I think of Halloween as the end of summer and the beginning of the holiday season that ends with New Year’s. In that sense, I’ve never resented the “Happy Holidays” rather than “Merry Christmas” that seems to bug so many people. I think of “holidays” as encompassing Thanksgiving, Hanukkah, Christmas, Kwanzaa and anything else you want to throw in, kind a giant, all-embracing season of good will, good food and gift giving.
I also appreciate the days ahead of the first really nasty weather of the year, coming up next week if forecasts are right, because of the awesome foliage of fall and the photo opps that the turning leaves present.
I’m blessed with a whole bunch of photogenic grandkids and capturing the passing years as they grow from babies to young adults – yep, the oldest really will turn 14 in a few months – has become a delight among the gorgeous colors of fall.
The past couple of weeks have seen the fall colors go from just emerging to full spell. This week, the cottonwoods hit the peak of golden glory. Many of the Bradford Pears are just beginning to turn red. The maples are red to golden depending on variety. The oaks in Sedgwick County Park were gold tipped with crimson last week.
I was beginning to wonder if the cottonwood in my back yard was ever going to turn colors until almost overnight it went from green to gold. One maple is totally golden; my maple sapling started early with red and gold and the oldest maple in the yard is just beginning to turn.
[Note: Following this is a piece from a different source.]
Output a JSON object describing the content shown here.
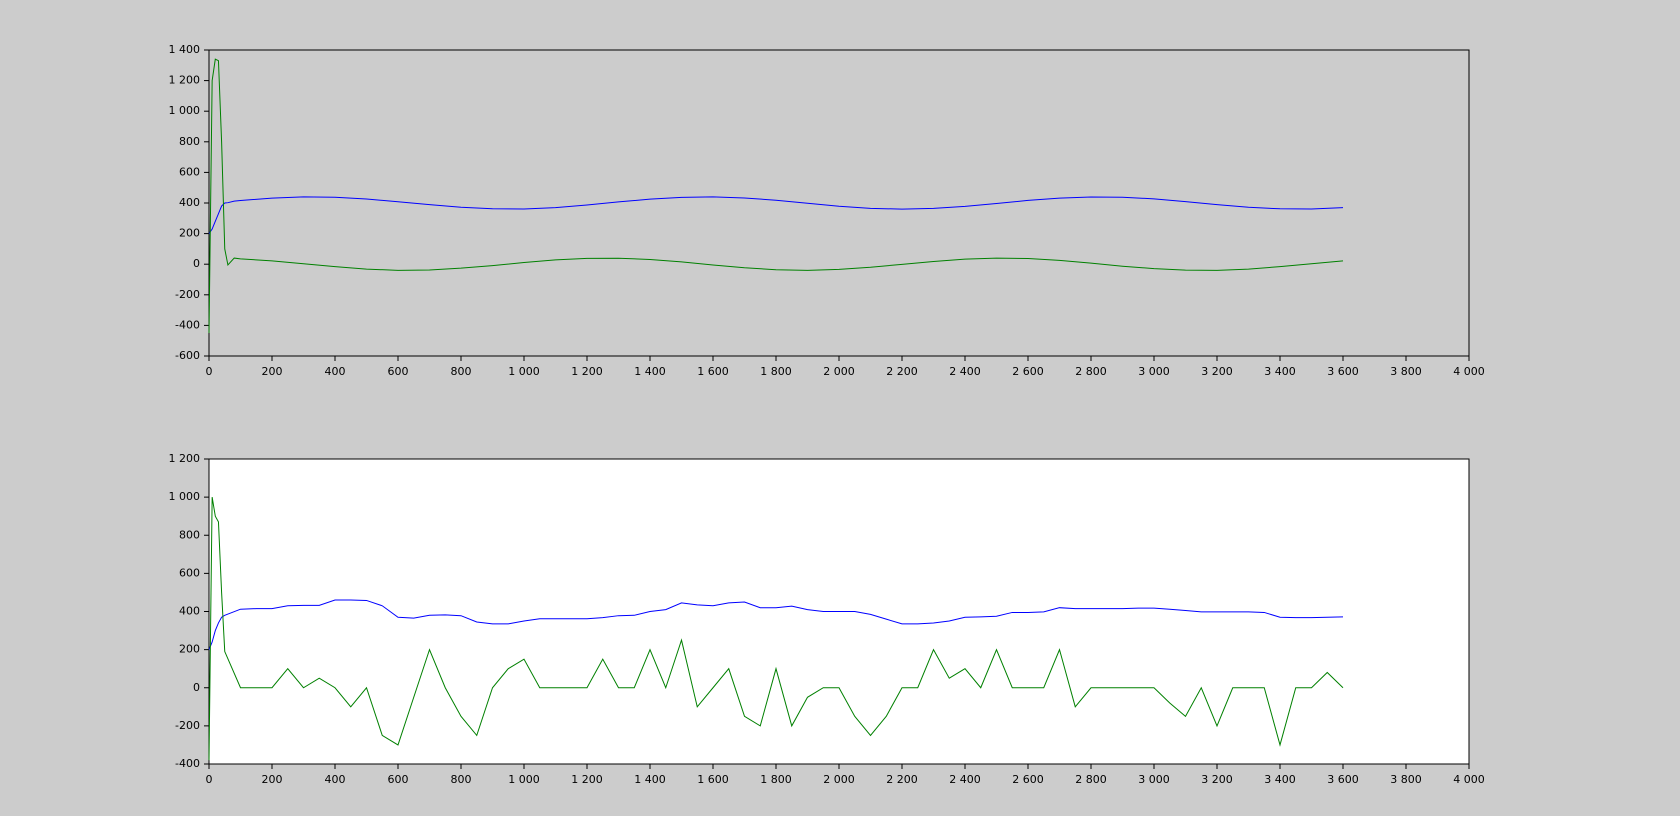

My youngest grandson, Dylan, is 3. He says he wants his brother, Jackson, who is 7 to teach him about “leaf bombing” which was apparently quite a discussion during Halloween events. So far, very few leaves are actually on the ground and I have feeling that “leaf bombing” requires copious amounts of leaves. With any luck, the cold snap forecast for next week will give way, as it often does in southern Kansas, to two or three weeks of glorious “Indian Summer” with piles of leaves on the ground and mild afternoons – perfect for putting up the lights and decorations in time to throw the switch the day after Thanksgiving.